Influence of the deposition conditions on the stucture of tetrahedrally bonded amorphous carbon films - a simulation approach

The extremely broad structural variability of carbon films is based on the competition of trigonal sp² bonds leading to layered structures (as in graphite) and tetrahedral sp³ bonds leading to three-dimensional networks (as in diamond). These complementary structures may be combined in amorphous carbon films as they are produced by highly activated ion or plasma beams. Amorphous films with up to 80% diamond bonds and corresponding hardness has been realized in this way. The necessary deposition conditions are qualitatively well known: high particle energy, low deposition temperature, not too grazing incidence.
A more detailed analysis shows that several stages should be considered corresponding to different dominating processes on very different time scales. For investigation of the film growth in the short time impact stage molecular dynamics was used.
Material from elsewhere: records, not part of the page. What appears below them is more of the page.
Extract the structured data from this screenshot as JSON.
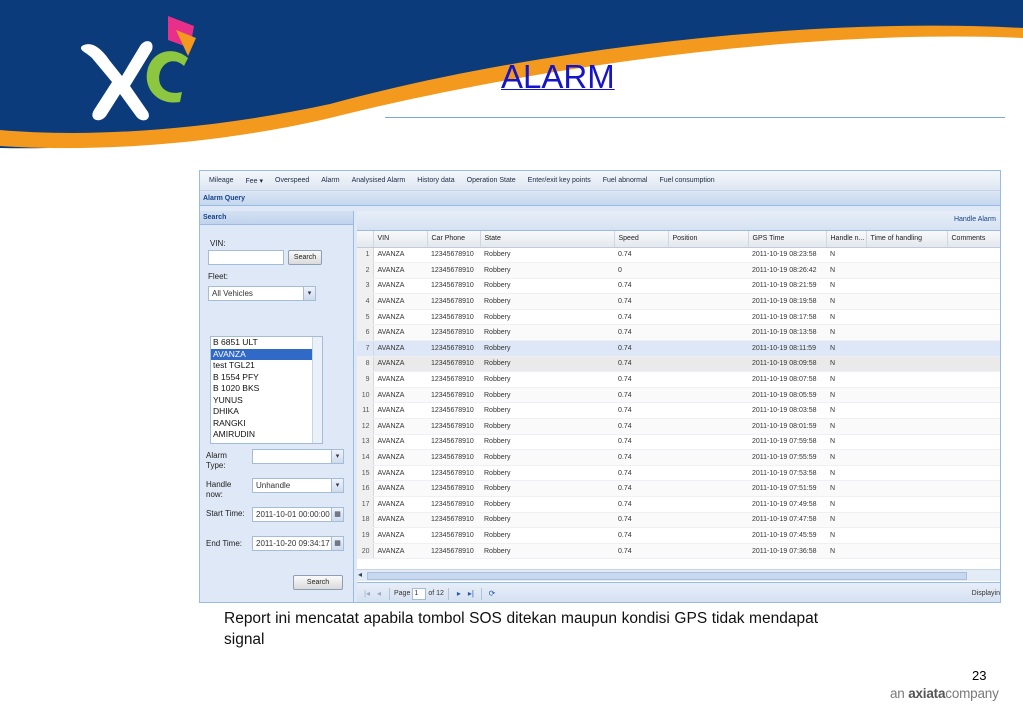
{
  "slide": {
    "title": "ALARM",
    "caption": "Report ini mencatat apabila tombol SOS ditekan maupun kondisi GPS tidak mendapat signal",
    "page_number": "23",
    "brand_prefix": "an",
    "brand_name": "axiata",
    "brand_suffix": "company",
    "colors": {
      "title": "#1414c8",
      "header_blue": "#0b3b7a",
      "header_orange": "#f39a1e"
    }
  },
  "app": {
    "menu": [
      "Mileage",
      "Fee ▾",
      "Overspeed",
      "Alarm",
      "Analysised Alarm",
      "History data",
      "Operation State",
      "Enter/exit key points",
      "Fuel abnormal",
      "Fuel consumption"
    ],
    "panel_title": "Alarm Query",
    "search_panel": {
      "title": "Search",
      "vin_label": "VIN:",
      "vin_value": "",
      "search_button": "Search",
      "fleet_label": "Fleet:",
      "fleet_value": "All Vehicles",
      "fleet_items": [
        "B 6851 ULT",
        "AVANZA",
        "test TGL21",
        "B 1554 PFY",
        "B 1020 BKS",
        "YUNUS",
        "DHIKA",
        "RANGKI",
        "AMIRUDIN"
      ],
      "fleet_selected": "AVANZA",
      "alarm_type_label": "Alarm Type:",
      "alarm_type_value": "",
      "handle_now_label": "Handle now:",
      "handle_now_value": "Unhandle",
      "start_time_label": "Start Time:",
      "start_time_value": "2011-10-01 00:00:00",
      "end_time_label": "End Time:",
      "end_time_value": "2011-10-20 09:34:17",
      "bottom_search_button": "Search"
    },
    "grid": {
      "toolbar_action": "Handle Alarm",
      "columns": [
        "",
        "VIN",
        "Car Phone",
        "State",
        "Speed",
        "Position",
        "GPS Time",
        "Handle n...",
        "Time of handling",
        "Comments"
      ],
      "rows": [
        [
          "1",
          "AVANZA",
          "12345678910",
          "Robbery",
          "0.74",
          "",
          "2011-10-19 08:23:58",
          "N",
          "",
          ""
        ],
        [
          "2",
          "AVANZA",
          "12345678910",
          "Robbery",
          "0",
          "",
          "2011-10-19 08:26:42",
          "N",
          "",
          ""
        ],
        [
          "3",
          "AVANZA",
          "12345678910",
          "Robbery",
          "0.74",
          "",
          "2011-10-19 08:21:59",
          "N",
          "",
          ""
        ],
        [
          "4",
          "AVANZA",
          "12345678910",
          "Robbery",
          "0.74",
          "",
          "2011-10-19 08:19:58",
          "N",
          "",
          ""
        ],
        [
          "5",
          "AVANZA",
          "12345678910",
          "Robbery",
          "0.74",
          "",
          "2011-10-19 08:17:58",
          "N",
          "",
          ""
        ],
        [
          "6",
          "AVANZA",
          "12345678910",
          "Robbery",
          "0.74",
          "",
          "2011-10-19 08:13:58",
          "N",
          "",
          ""
        ],
        [
          "7",
          "AVANZA",
          "12345678910",
          "Robbery",
          "0.74",
          "",
          "2011-10-19 08:11:59",
          "N",
          "",
          ""
        ],
        [
          "8",
          "AVANZA",
          "12345678910",
          "Robbery",
          "0.74",
          "",
          "2011-10-19 08:09:58",
          "N",
          "",
          ""
        ],
        [
          "9",
          "AVANZA",
          "12345678910",
          "Robbery",
          "0.74",
          "",
          "2011-10-19 08:07:58",
          "N",
          "",
          ""
        ],
        [
          "10",
          "AVANZA",
          "12345678910",
          "Robbery",
          "0.74",
          "",
          "2011-10-19 08:05:59",
          "N",
          "",
          ""
        ],
        [
          "11",
          "AVANZA",
          "12345678910",
          "Robbery",
          "0.74",
          "",
          "2011-10-19 08:03:58",
          "N",
          "",
          ""
        ],
        [
          "12",
          "AVANZA",
          "12345678910",
          "Robbery",
          "0.74",
          "",
          "2011-10-19 08:01:59",
          "N",
          "",
          ""
        ],
        [
          "13",
          "AVANZA",
          "12345678910",
          "Robbery",
          "0.74",
          "",
          "2011-10-19 07:59:58",
          "N",
          "",
          ""
        ],
        [
          "14",
          "AVANZA",
          "12345678910",
          "Robbery",
          "0.74",
          "",
          "2011-10-19 07:55:59",
          "N",
          "",
          ""
        ],
        [
          "15",
          "AVANZA",
          "12345678910",
          "Robbery",
          "0.74",
          "",
          "2011-10-19 07:53:58",
          "N",
          "",
          ""
        ],
        [
          "16",
          "AVANZA",
          "12345678910",
          "Robbery",
          "0.74",
          "",
          "2011-10-19 07:51:59",
          "N",
          "",
          ""
        ],
        [
          "17",
          "AVANZA",
          "12345678910",
          "Robbery",
          "0.74",
          "",
          "2011-10-19 07:49:58",
          "N",
          "",
          ""
        ],
        [
          "18",
          "AVANZA",
          "12345678910",
          "Robbery",
          "0.74",
          "",
          "2011-10-19 07:47:58",
          "N",
          "",
          ""
        ],
        [
          "19",
          "AVANZA",
          "12345678910",
          "Robbery",
          "0.74",
          "",
          "2011-10-19 07:45:59",
          "N",
          "",
          ""
        ],
        [
          "20",
          "AVANZA",
          "12345678910",
          "Robbery",
          "0.74",
          "",
          "2011-10-19 07:36:58",
          "N",
          "",
          ""
        ]
      ],
      "highlighted_rows": [
        7,
        8
      ],
      "pager": {
        "page_label": "Page",
        "page_value": "1",
        "of_label": "of 12",
        "displaying": "Displayin"
      }
    }
  }
}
For this purpose the empirical interaction potential of Brenner was modified to describe film formation by hyperthermal species. By optimised codes and long-time calculations of several months, it was for the first time possible to simulate the stationary growth of carbon films of several nanometer thickness. The film structure (interface, diamond-like bulk film, graphitic top layer) was quantitatively analysed in dependence on particle energy and temperature.
The results of the impact stage represent the input data for the long time diffusion stage. Based on continuum mechanics a simplified model for the further film formation has been developed. It describes the formation of the different carbon structures (characterized by the density or the corresponding sp² : sp³ ratio) as a competition of subplantation and relaxation, so it becomes possible to quantify the influence of more complex technological parameters like beam energy distribution and thermal transport. The characteristic tendencies extracted from these technological maps are discussed and compared to experimental results.